Ultimately, the question often becomes whether these various doctrines clarify or camouflage the ambiguity of exactly what public art is:

With respect to “public art,” an examination of the state of the question points to at least two ways in which that concept may be defined, two “circles” within which it may fall: it may be related either to the space the art object is to occupy (which might be called a “public space”) or to the art object itself (which might then be called “public art”). Here, we might pose several questions that seem either to make it easier to understand the public art/ public space duality, or to make such an understanding impossible.

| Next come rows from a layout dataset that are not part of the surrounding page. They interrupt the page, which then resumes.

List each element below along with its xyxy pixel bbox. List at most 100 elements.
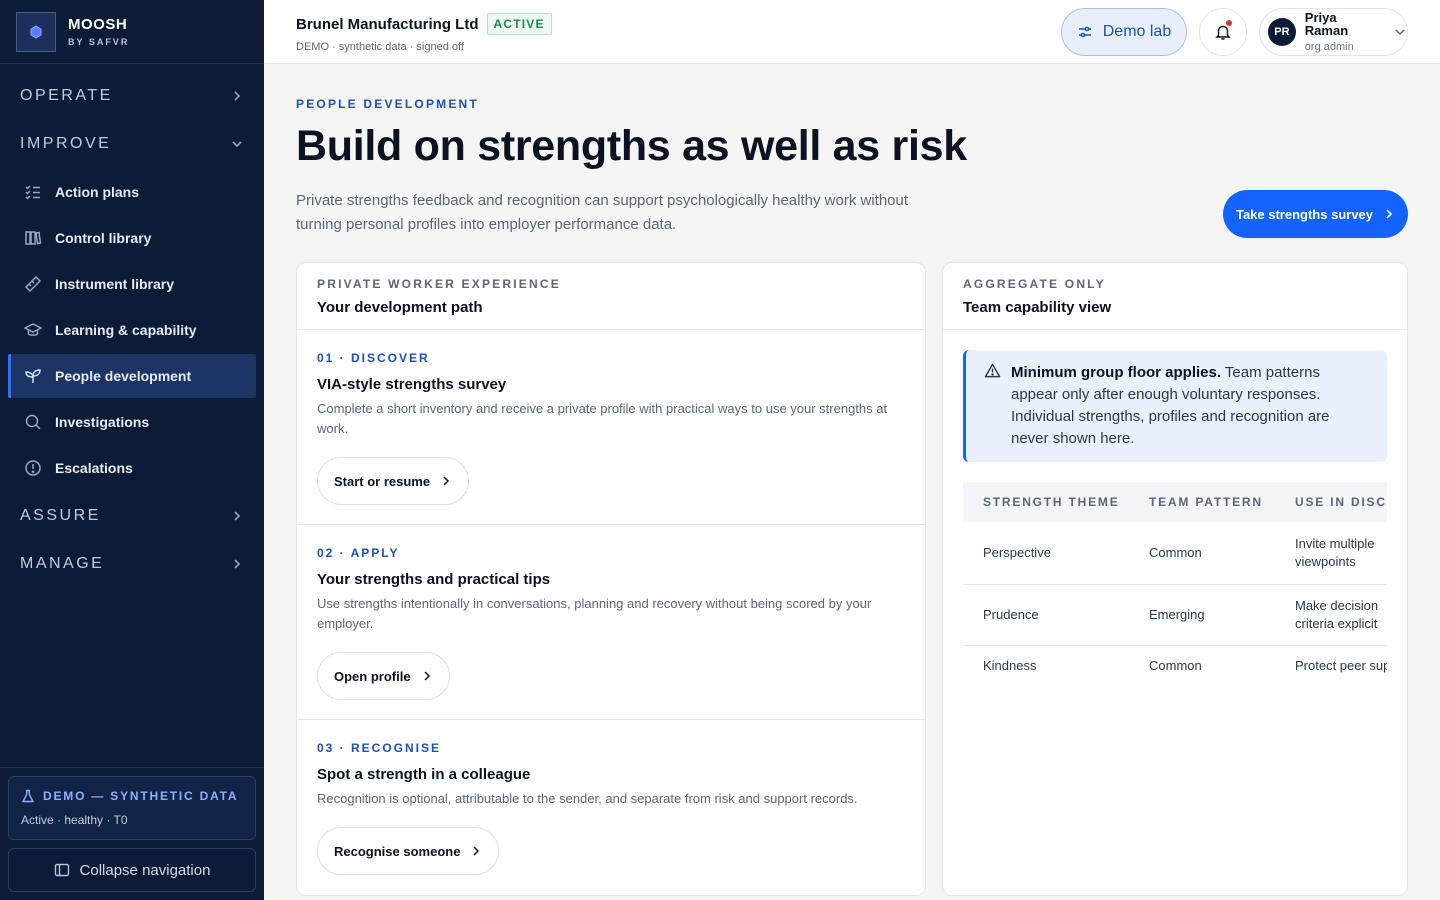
brand[interactable]: MOOSH BY SAFVR [0,0,264,64]
sidebar: MOOSH BY SAFVR OPERATE IMPROVE Action pl… [0,0,264,900]
column-header: USE IN DISCUSSION [1275,482,1387,522]
sidebar-item-control-library[interactable]: Control library [8,216,256,260]
main-content: PEOPLE DEVELOPMENT Build on strengths as… [296,64,1408,900]
open-profile-button[interactable]: Open profile [317,652,450,700]
button-label: Open profile [334,668,411,684]
step-description: Use strengths intentionally in conversat… [317,596,872,631]
nav-section-manage[interactable]: MANAGE [0,540,264,588]
card-title: Your development path [317,299,483,316]
column-header: TEAM PATTERN [1129,482,1275,522]
development-path-card: PRIVATE WORKER EXPERIENCE Your developme… [296,262,926,896]
sidebar-item-label: People development [55,368,192,384]
start-or-resume-button[interactable]: Start or resume [317,457,470,505]
warning-icon [984,362,1001,379]
brand-sub: BY SAFVR [68,36,130,47]
alert-circle-icon [24,459,42,477]
step-title: Spot a strength in a colleague [317,766,531,783]
sidebar-item-instrument-library[interactable]: Instrument library [8,262,256,306]
demo-lab-button[interactable]: Demo lab [1061,8,1187,56]
sliders-icon [1077,24,1093,40]
org-info: Brunel Manufacturing Ltd ACTIVE DEMO · s… [296,13,552,53]
chevron-right-icon [230,509,244,523]
checklist-icon [24,183,42,201]
page-eyebrow: PEOPLE DEVELOPMENT [296,97,479,111]
card-eyebrow: AGGREGATE ONLY [963,277,1106,291]
chevron-right-icon [1383,208,1395,220]
nav-section-assure[interactable]: ASSURE [0,492,264,540]
table-row: Perspective Common Invite multiple viewp… [963,522,1387,585]
chevron-down-icon [230,137,244,151]
sprout-icon [24,367,42,385]
step-apply: 02 · APPLY Your strengths and practical … [297,525,925,720]
sidebar-item-investigations[interactable]: Investigations [8,400,256,444]
step-description: Complete a short inventory and receive a… [317,401,888,436]
notifications-button[interactable] [1199,8,1247,56]
cta-label: Take strengths survey [1235,206,1374,222]
sidebar-item-action-plans[interactable]: Action plans [8,170,256,214]
nav-section-operate[interactable]: OPERATE [0,72,264,120]
graduation-cap-icon [24,321,42,339]
table-cell: Protect peer support [1295,658,1387,674]
sidebar-item-label: Escalations [55,460,133,476]
ruler-icon [24,275,42,293]
table-cell: Invite multiple viewpoints [1275,522,1387,585]
books-icon [24,229,42,247]
sidebar-item-learning-capability[interactable]: Learning & capability [8,308,256,352]
sidebar-item-escalations[interactable]: Escalations [8,446,256,490]
sidebar-item-label: Action plans [55,184,140,200]
status-badge: ACTIVE [486,13,552,35]
nav-section-label: IMPROVE [20,135,112,152]
step-label: 02 · APPLY [317,546,400,560]
nav-section-improve[interactable]: IMPROVE [0,120,264,168]
recognise-someone-button[interactable]: Recognise someone [317,827,500,875]
group-floor-notice: Minimum group floor applies. Team patter… [963,350,1387,462]
chevron-right-icon [230,89,244,103]
demo-status-box: DEMO — SYNTHETIC DATA Active · healthy ·… [8,776,256,840]
sidebar-item-label: Learning & capability [55,322,197,338]
chevron-down-icon [1393,25,1407,39]
card-eyebrow: PRIVATE WORKER EXPERIENCE [317,277,561,291]
nav-section-label: OPERATE [20,87,113,104]
table-cell: Perspective [963,522,1129,585]
step-description: Recognition is optional, attributable to… [317,791,858,806]
notification-dot [1226,20,1232,26]
page-title: Build on strengths as well as risk [296,122,967,170]
page-intro: Private strengths feedback and recogniti… [296,192,909,233]
card-title: Team capability view [963,299,1112,316]
chevron-right-icon [430,475,452,487]
table-cell: Common [1129,522,1275,585]
top-header: Brunel Manufacturing Ltd ACTIVE DEMO · s… [264,0,1440,64]
nav-section-label: ASSURE [20,507,101,524]
sidebar-item-label: Control library [55,230,152,246]
flask-icon [21,789,35,803]
table-cell: Kindness [983,658,1037,674]
org-subtitle: DEMO · synthetic data · signed off [296,41,464,53]
table-row: Prudence Emerging Make decision criteria… [963,584,1387,646]
step-discover: 01 · DISCOVER VIA-style strengths survey… [297,330,925,525]
step-title: Your strengths and practical tips [317,571,551,588]
logo-icon [16,11,56,52]
demo-title: DEMO — SYNTHETIC DATA [43,789,239,803]
team-capability-card: AGGREGATE ONLY Team capability view Mini… [942,262,1408,896]
notice-bold: Minimum group floor applies. [1011,364,1221,381]
user-name: Priya Raman [1304,10,1349,38]
column-header: STRENGTH THEME [963,482,1129,522]
step-label: 01 · DISCOVER [317,351,430,365]
table-row: Kindness Common Protect peer support [963,645,1387,687]
table-cell: Emerging [1129,584,1275,646]
table-header-row: STRENGTH THEME TEAM PATTERN USE IN DISCU… [963,482,1387,522]
demo-lab-label: Demo lab [1102,23,1172,40]
team-pattern-table-scroll[interactable]: STRENGTH THEME TEAM PATTERN USE IN DISCU… [963,482,1387,687]
button-label: Start or resume [334,473,431,489]
nav-section-label: MANAGE [20,555,105,572]
step-recognise: 03 · RECOGNISE Spot a strength in a coll… [297,720,925,895]
chevron-right-icon [230,557,244,571]
sidebar-item-label: Investigations [55,414,150,430]
table-cell: Common [1149,658,1202,674]
collapse-navigation-button[interactable]: Collapse navigation [8,848,256,892]
take-strengths-survey-button[interactable]: Take strengths survey [1223,190,1408,238]
collapse-label: Collapse navigation [79,861,211,879]
search-icon [24,413,42,431]
user-menu[interactable]: PR Priya Raman org admin [1259,8,1408,56]
sidebar-item-people-development[interactable]: People development [8,354,256,398]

We might, for example, ask questions regarding legitimacy (Is the work an art object?); questions regarding the constitution of the cultural imaginary with respect to what a “public space” is and what “public art” is (Does the work reflect my identity?); questions as to the ownership of the space and the work; questions regarding authorship (Is the work created by an individual with personal title to it, or is it created on behalf of a collectivity?); questions regarding decency and decorum (Is the art appropriate to the space it occupies or will occupy, and is it suitable for being seen by men, women, and children?); questions regarding preservation and conservation (Who shall assume the ownership of the patrimonial work and be responsible for its defense, custody, maintenance, restoration, and permanence?). Each of these issues raises a debate, implicit in the very existence of the public-art object, and each debate is different.

[Lilliana Ramos Collado, Outdoors in the Sun and the Rain: The Settings for “Public Art” (2016) (emphasis added)]

And, in the end, maybe Bayonne gets to do it all over again—because evidently the Chuck Wepner mural (now living on borrowed time passed the three-year agreement with the building owner) wasn’t enough: now they are building a statue, and it is being funded with donations from the public:

[Sculpt Me  A Hero, Hudson Reporter]

Not sure if that means that the public will own it, or think that they will.  Or if the artist (Bayonne-based sculptor Zhen Wu) will, or thinks he will. Or the subject (Chuck himself) will, or thinks he will.  What I am sure of is that there might be as many arguments about that as there are about whether it was a knockdown or a trip in the 9th round of that fight in 1975. But I am from Bayonne, and will always say it was a knockdown (even if he tripped him)—and a knockdown is “the way it stands in the record books.